From Chapter 7, “Strategies for a New Market”:
Page 215, 217: “Most stock investors would be surprised to learn that they can achieve the goals of stock ownership using options, and that most option structures are both safer and more profitable. Simple stock ownership is always inferior and should be avoided unless options are not available. …Often the best candidates are stocks that have experienced large price declines. In such situations, uncertainty can cause high option prices to persist for extended periods of time after the stock has stabilized.”

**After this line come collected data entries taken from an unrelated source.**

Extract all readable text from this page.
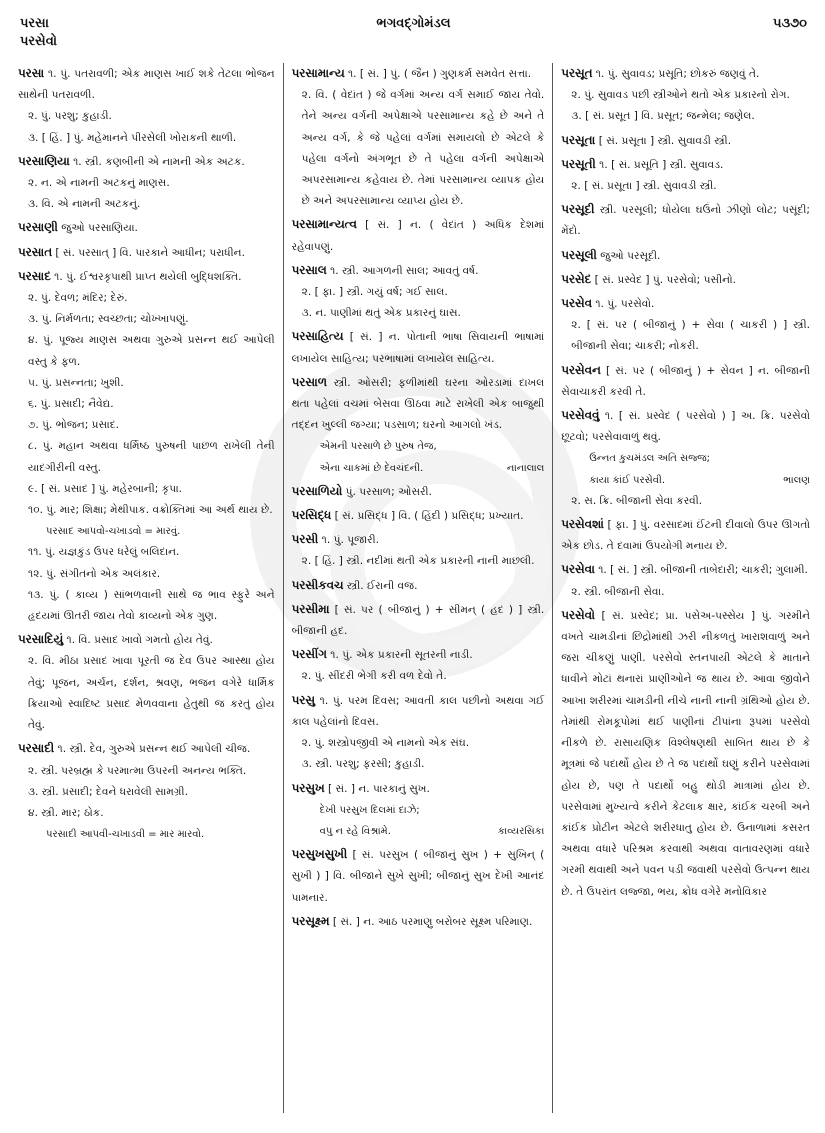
પરસા
પરસેવો
ભગવદ્ગોમંડલ	૫૩૭૦
પરસા ૧. પું. પતરાવળી; એક માણસ ખાઈ શકે તેટલા ભોજન સાથેની પતરાવળી.
૨. પું. પરશુ; કુહાડી.
૩. [ હિં. ] પું. મહેમાનને પીરસેલી ખોરાકની થાળી.
પરસાણિયા ૧. સ્ત્રી. કણબીની એ નામની એક અટક.
૨. ન. એ નામની અટકનું માણસ.
૩. વિ. એ નામની અટકનું.
પરસાણી જુઓ પરસાણિયા.
પરસાત [ સં. પરસાત્ ] વિ. પારકાને આધીન; પરાધીન.
પરસાદ ૧. પું. ઈશ્વરકૃપાથી પ્રાપ્ત થયેલી બુદ્ધિશક્તિ.
૨. પું. દેવળ; મંદિર; દેરું.
૩. પું. નિર્મળતા; સ્વચ્છતા; ચોખ્ખાપણું.
૪. પું. પૂજ્ય માણસ અથવા ગુરુએ પ્રસન્ન થઈ આપેલી વસ્તુ કે ફળ.
૫. પું. પ્રસન્નતા; ખુશી.
૬. પું. પ્રસાદી; નૈવેદ્ય.
૭. પું. ભોજન; પ્રસાદ.
૮. પું. મહાન અથવા ધર્મિષ્ઠ પુરુષની પાછળ રાખેલી તેની યાદગીરીની વસ્તુ.
૯. [ સં. પ્રસાદ ] પું. મહેરબાની; કૃપા.
૧૦. પું. માર; શિક્ષા; મેથીપાક. વક્રોક્તિમાં આ અર્થ થાય છે.
પરસાદ આપવો-ચખાડવો = મારવું.
૧૧. પું. યજ્ઞકુંડ ઉપર ધરેલું બલિદાન.
૧૨. પું. સંગીતનો એક અલંકાર.
૧૩. પું. ( કાવ્ય ) સાંભળવાની સાથે જ ભાવ સ્ફુરે અને હૃદયમાં ઊતરી જાય તેવો કાવ્યનો એક ગુણ.
પરસાદિયું ૧. વિ. પ્રસાદ ખાવો ગમતો હોય તેવું.
૨. વિ. મીઠા પ્રસાદ ખાવા પૂરતી જ દેવ ઉપર આસ્થા હોય તેવું; પૂજન, અર્ચન, દર્શન, શ્રવણ, ભજન વગેરે ધાર્મિક ક્રિયાઓ સ્વાદિષ્ટ પ્રસાદ મેળવવાના હેતુથી જ કરતું હોય તેવું.
પરસાદી ૧. સ્ત્રી. દેવ, ગુરુએ પ્રસન્ન થઈ આપેલી ચીજ.
૨. સ્ત્રી. પરબ્રહ્મ કે પરમાત્મા ઉપરની અનન્ય ભક્તિ.
૩. સ્ત્રી. પ્રસાદી; દેવને ધરાવેલી સામગ્રી.
૪. સ્ત્રી. માર; ઠોક.
પરસાદી આપવી-ચખાડવી = માર મારવો.
પરસામાન્ય ૧. [ સં. ] પું. ( જૈન ) ગુણકર્મ સમવેત સત્તા.
૨. વિ. ( વેદાંત ) જે વર્ગમાં અન્ય વર્ગ સમાઈ જાય તેવો. તેને અન્ય વર્ગની અપેક્ષાએ પરસામાન્ય કહે છે અને તે અન્ય વર્ગ, કે જે પહેલાં વર્ગમાં સમાયલો છે એટલે કે પહેલા વર્ગનો અંગભૂત છે તે પહેલા વર્ગની અપેક્ષાએ અપરસામાન્ય કહેવાય છે. તેમાં પરસામાન્ય વ્યાપક હોય છે અને અપરસામાન્ય વ્યાપ્ય હોય છે.
પરસામાન્યત્વ [ સં. ] ન. ( વેદાંત ) અધિક દેશમાં રહેવાપણું.
પરસાલ ૧. સ્ત્રી. આગળની સાલ; આવતું વર્ષ.
૨. [ ફા. ] સ્ત્રી. ગયું વર્ષ; ગઈ સાલ.
૩. ન. પાણીમાં થતું એક પ્રકારનું ઘાસ.
પરસાહિત્ય [ સં. ] ન. પોતાની ભાષા સિવાયની ભાષામાં લખાયેલ સાહિત્ય; પરભાષામાં લખાયેલ સાહિત્ય.
પરસાળ સ્ત્રી. ઓસરી; ફળીમાંથી ઘરના ઓરડામાં દાખલ થતા પહેલાં વચમાં બેસવા ઊઠવા માટે રાખેલી એક બાજુથી તદ્દન ખુલ્લી જગ્યા; પડસાળ; ઘરનો આગલો ખંડ.
એમની પરસાળે છે પુરુષ તેજ,
એના ચાકમાં છે દેવચંદની.	નાનાલાલ
પરસાળિયો પું. પરસાળ; ઓસરી.
પરસિદ્ધ [ સં. પ્રસિદ્ધ ] વિ. ( હિંદી ) પ્રસિદ્ધ; પ્રખ્યાત.
પરસી ૧. પું. પૂજારી.
૨. [ હિં. ] સ્ત્રી. નદીમાં થતી એક પ્રકારની નાની માછલી.
પરસીકવચ સ્ત્રી. ઈરાની વજ.
પરસીમા [ સં. પર ( બીજાનું ) + સીમન્ ( હદ ) ] સ્ત્રી. બીજાની હદ.
પરસીંગ ૧. પું. એક પ્રકારની સૂતરની નાડી.
૨. પું. સીંદરી ભેગી કરી વળ દેવો તે.
પરસુ ૧. પું. પરમ દિવસ; આવતી કાલ પછીનો અથવા ગઈ કાલ પહેલાંનો દિવસ.
૨. પું. શસ્ત્રોપજીવી એ નામનો એક સંઘ.
૩. સ્ત્રી. પરશુ; ફરસી; કુહાડી.
પરસુખ [ સં. ] ન. પારકાનું સુખ.
દેખી પરસુખ દિલમાં દાઝે;
વપુ ન રહે વિશ્રામે.	કાવ્યરસિકા
પરસુખસુખી [ સં. પરસુખ ( બીજાનું સુખ ) + સુખિન્ ( સુખી ) ] વિ. બીજાને સુખે સુખી; બીજાનું સુખ દેખી આનંદ પામનાર.
પરસૂક્ષ્મ [ સં. ] ન. આઠ પરમાણુ બરોબર સૂક્ષ્મ પરિમાણ.
પરસૂત ૧. પું. સુવાવડ; પ્રસૂતિ; છોકરું જણવું તે.
૨. પું. સુવાવડ પછી સ્ત્રીઓને થતો એક પ્રકારનો રોગ.
૩. [ સં. પ્રસૂત ] વિ. પ્રસૂત; જન્મેલ; જણેલ.
પરસૂતા [ સં. પ્રસૂતા ] સ્ત્રી. સુવાવડી સ્ત્રી.
પરસૂતી ૧. [ સં. પ્રસૂતિ ] સ્ત્રી. સુવાવડ.
૨. [ સં. પ્રસૂતા ] સ્ત્રી. સુવાવડી સ્ત્રી.
પરસૂદી સ્ત્રી. પરસૂલી; ધોયેલા ઘઉંનો ઝીણો લોટ; પસૂંદી; મેંદો.
પરસૂલી જુઓ પરસૂદી.
પરસેદ [ સં. પ્રસ્વેદ ] પું. પરસેવો; પસીનો.
પરસેવ ૧. પું. પરસેવો.
૨. [ સં. પર ( બીજાનું ) + સેવા ( ચાકરી ) ] સ્ત્રી. બીજાની સેવા; ચાકરી; નોકરી.
પરસેવન [ સં. પર ( બીજાનું ) + સેવન ] ન. બીજાની સેવાચાકરી કરવી તે.
પરસેવવું ૧. [ સં. પ્રસ્વેદ ( પરસેવો ) ] અ. ક્રિ. પરસેવો છૂટવો; પરસેવાવાળું થવું.
ઉન્નત કુચમંડલ અતિ સજ્જ;
કાયા કાંઈ પરસેવી.	ભાલણ
૨. સ. ક્રિ. બીજાની સેવા કરવી.
પરસેવશાં [ ફા. ] પું. વરસાદમાં ઈંટની દીવાલો ઉપર ઊગતો એક છોડ. તે દવામાં ઉપયોગી મનાય છે.
પરસેવા ૧. [ સં. ] સ્ત્રી. બીજાની તાબેદારી; ચાકરી; ગુલામી.
૨. સ્ત્રી. બીજાની સેવા.
પરસેવો [ સં. પ્રસ્વેદ; પ્રા. પસેઅ-પસ્સેય ] પું. ગરમીને વખતે ચામડીનાં છિદ્રોમાંથી ઝરી નીકળતું ખારાશવાળું અને જરા ચીકણું પાણી. પરસેવો સ્તનપાયી એટલે કે માતાને ધાવીને મોટાં થનારાં પ્રાણીઓને જ થાય છે. આવા જીવોને આખા શરીરમાં ચામડીની નીચે નાની નાની ગ્રંથિઓ હોય છે. તેમાંથી રોમકૂપોમાં થઈ પાણીનાં ટીપાંના રૂપમાં પરસેવો નીકળે છે. રાસાયણિક વિશ્લેષણથી સાબિત થાય છે કે મૂત્રમાં જે પદાર્થો હોય છે તે જ પદાર્થો ઘણું કરીને પરસેવામાં હોય છે, પણ તે પદાર્થો બહુ થોડી માત્રામાં હોય છે. પરસેવામાં મુખ્યત્વે કરીને કેટલાક ક્ષાર, કાંઈક ચરબી અને કાંઈક પ્રોટીન એટલે શરીરધાતુ હોય છે. ઉનાળામાં કસરત અથવા વધારે પરિશ્રમ કરવાથી અથવા વાતાવરણમાં વધારે ગરમી થવાથી અને પવન પડી જવાથી પરસેવો ઉત્પન્ન થાય છે. તે ઉપરાંત લજ્જા, ભય, ક્રોધ વગેરે મનોવિકાર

Page 198, 201, 205, 210: “Collars top the list of conservative trades and, in most cases, they outperform simple long stock positions. …a vertical bull spread is many times less expensive, considerably safer, and almost always more profitable than an ordinary long stock position. …covered call strategies almost always outperform simple stock ownership. …Investors who consistently sell calls against their stock positions have more stable portfolios that deliver more constant returns. …An investor who purchases a stock for long-term ownership would do much better to simply sell an at-the-money put. …[Deep in-the-money options] trades are simple to execute, less expensive, and have properties that make them superior to simple stock ownership.”
Page 221: “Because the market is a zero sum game, individuals who limit themselves to using traditional off-the-shelf indicators will always lose money to sophisticated traders armed with more powerful tools. The days of buying and selling stocks when moving averages cross or an oscillator reaches one side of a channel are over. Moreover, investors who fool themselves into believing that they can exploit some combination of these indicators are making a huge mistake.”
Some themes in this book are similar to those covered in Jeff Augen’s 2009 book Day Trading Options: Profiting from Price Distortions in Very Brief Time Frames, as summarized in “A Few Notes on Day Trading Options”.
Some reservations regarding the trading strategies recommended in the book are:
- The author does not cite formal research or conduct rigorous empirical analyses of large numbers of observations to support assertions in Chapter 3 on betting with the government or Chapter 6 on the predictive value of implied-realized volatility divergences or the profitability of selling covered calls on VXX options.
- The author uses examples rather than cited formal research or rigorous empirical analyses of large numbers of observations to support assertions in Chapter 7 on the net outperformance of several options strategies relative to buying and holding the underlying stocks. The discussions do not crisply quantify levels of expected outperformance on either a per-trade or sustained portfolio level.
- The author does not address why sophisticated institutional counterparties do not extinguish the potentials for profit identified in Chapters 3, 6 and 7.
- The author sometimes relies on mean and standard deviation statistics to describe expected return and risk. To the extent that asset returns do not have normal distributions (are susceptible to black swan disruption), “normal” interpretations of these statistics may mislead.
In summary, investors and traders may find Trading Realities an interesting discussion of the competitive challenges that face individuals (especially technicians) in a market environment dominated by automated, high-frequency trading. However, the author does not establish confidence in recommended trading strategies with empirical research.